Try the weather underground website, they do all the math for you and have the numbers available for you to double check the work.
I’m cracking up at the Carrie thing.
Hubs and I had our biggest fight b/c I once shushed him. Yes, he was talking and I said “shhhhh.” It turned ugly.
I can totally picture you and David Spence in a smack down.
You could take him.
I’m sorry to laugh about the fight you and your husband had but it is funny that it was over Sex and The City.
This weather has been crazy. Seriously.
I agree w/ Mr Nicole. I think all women — especially self-medicating w/ shopping, Carrie Bradshaw — want to be married. But I also think that all men — yes, even George Clooney since he is ALWAYS in some form of monogamous relationship — want to get married. If it comes down to a fist fight between you and Claire Martin, my money’s on Martin. Sorry.
I know that you’re going to gasp…I’ve never seen an episode of Sex and The City. Why? Because SJP looks like a horse. I can’t stand her.
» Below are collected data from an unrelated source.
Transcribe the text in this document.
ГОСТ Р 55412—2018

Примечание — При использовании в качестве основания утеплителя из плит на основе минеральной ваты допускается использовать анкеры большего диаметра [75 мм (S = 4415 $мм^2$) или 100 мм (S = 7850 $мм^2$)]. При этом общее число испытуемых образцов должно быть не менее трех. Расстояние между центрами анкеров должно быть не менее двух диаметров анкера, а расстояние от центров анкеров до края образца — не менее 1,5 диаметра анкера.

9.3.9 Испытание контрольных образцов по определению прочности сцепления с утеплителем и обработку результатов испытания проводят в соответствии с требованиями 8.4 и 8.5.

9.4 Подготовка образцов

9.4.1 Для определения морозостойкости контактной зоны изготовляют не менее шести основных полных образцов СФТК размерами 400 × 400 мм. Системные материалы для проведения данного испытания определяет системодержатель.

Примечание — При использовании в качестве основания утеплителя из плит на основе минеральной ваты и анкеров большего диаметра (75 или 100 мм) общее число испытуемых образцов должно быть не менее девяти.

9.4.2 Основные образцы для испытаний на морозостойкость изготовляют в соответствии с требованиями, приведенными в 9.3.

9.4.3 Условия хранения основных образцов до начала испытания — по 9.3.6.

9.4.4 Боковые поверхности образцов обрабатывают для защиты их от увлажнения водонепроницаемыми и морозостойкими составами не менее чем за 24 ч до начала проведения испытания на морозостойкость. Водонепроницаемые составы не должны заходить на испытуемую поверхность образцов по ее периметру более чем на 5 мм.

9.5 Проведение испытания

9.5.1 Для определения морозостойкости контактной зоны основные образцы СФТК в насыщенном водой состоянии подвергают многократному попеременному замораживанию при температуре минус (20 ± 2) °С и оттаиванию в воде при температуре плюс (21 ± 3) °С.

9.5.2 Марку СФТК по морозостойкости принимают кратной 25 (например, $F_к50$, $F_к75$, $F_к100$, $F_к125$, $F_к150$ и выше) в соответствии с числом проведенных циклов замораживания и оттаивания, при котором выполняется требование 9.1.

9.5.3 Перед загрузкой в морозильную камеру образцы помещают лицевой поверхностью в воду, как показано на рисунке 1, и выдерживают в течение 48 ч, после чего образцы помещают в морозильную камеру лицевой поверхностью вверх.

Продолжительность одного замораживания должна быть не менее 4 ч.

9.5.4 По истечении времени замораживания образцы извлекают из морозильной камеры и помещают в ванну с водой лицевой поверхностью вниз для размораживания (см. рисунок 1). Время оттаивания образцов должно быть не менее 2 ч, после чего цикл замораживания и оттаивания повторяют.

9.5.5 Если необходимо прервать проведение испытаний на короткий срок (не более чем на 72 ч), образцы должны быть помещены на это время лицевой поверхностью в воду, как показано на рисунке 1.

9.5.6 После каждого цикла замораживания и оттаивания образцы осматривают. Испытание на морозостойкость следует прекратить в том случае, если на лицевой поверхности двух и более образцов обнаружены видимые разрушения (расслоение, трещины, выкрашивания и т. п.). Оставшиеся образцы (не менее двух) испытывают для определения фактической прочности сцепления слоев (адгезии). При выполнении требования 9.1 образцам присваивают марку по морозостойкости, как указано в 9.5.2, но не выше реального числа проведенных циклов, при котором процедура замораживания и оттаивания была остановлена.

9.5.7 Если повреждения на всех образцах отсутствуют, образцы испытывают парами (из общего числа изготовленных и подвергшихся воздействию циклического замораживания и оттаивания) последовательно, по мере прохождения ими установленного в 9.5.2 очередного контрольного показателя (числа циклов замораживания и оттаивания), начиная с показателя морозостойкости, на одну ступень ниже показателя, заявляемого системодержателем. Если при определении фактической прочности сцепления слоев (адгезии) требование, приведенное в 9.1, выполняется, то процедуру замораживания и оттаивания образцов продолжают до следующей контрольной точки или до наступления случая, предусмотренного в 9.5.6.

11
I saw that post by Swistle and it was SO TRUE. I was almost afraid to comment about my husband’s and mine biggest fight ever – over sorting the laundry. The fear stems from the fact that when we bring it up now – FIFTEEN YEARS LATER – we still get all emotional and soon someone is crying and someone else is red-faced yelling and it seems divorce is just around the corner.
I mean, red underwear cannot be washed with the regular underwear load, am I right?
Don’t answer that.
It would be kind of interesting to read about the crazy woman who burst into the meteorological centre armed with historical weather data and shouting about incorrect averages. I encourage you to do so.
OK, part of me also wants to see you on the news with your calculations. On a happy note, it’s hot here. Was that mean?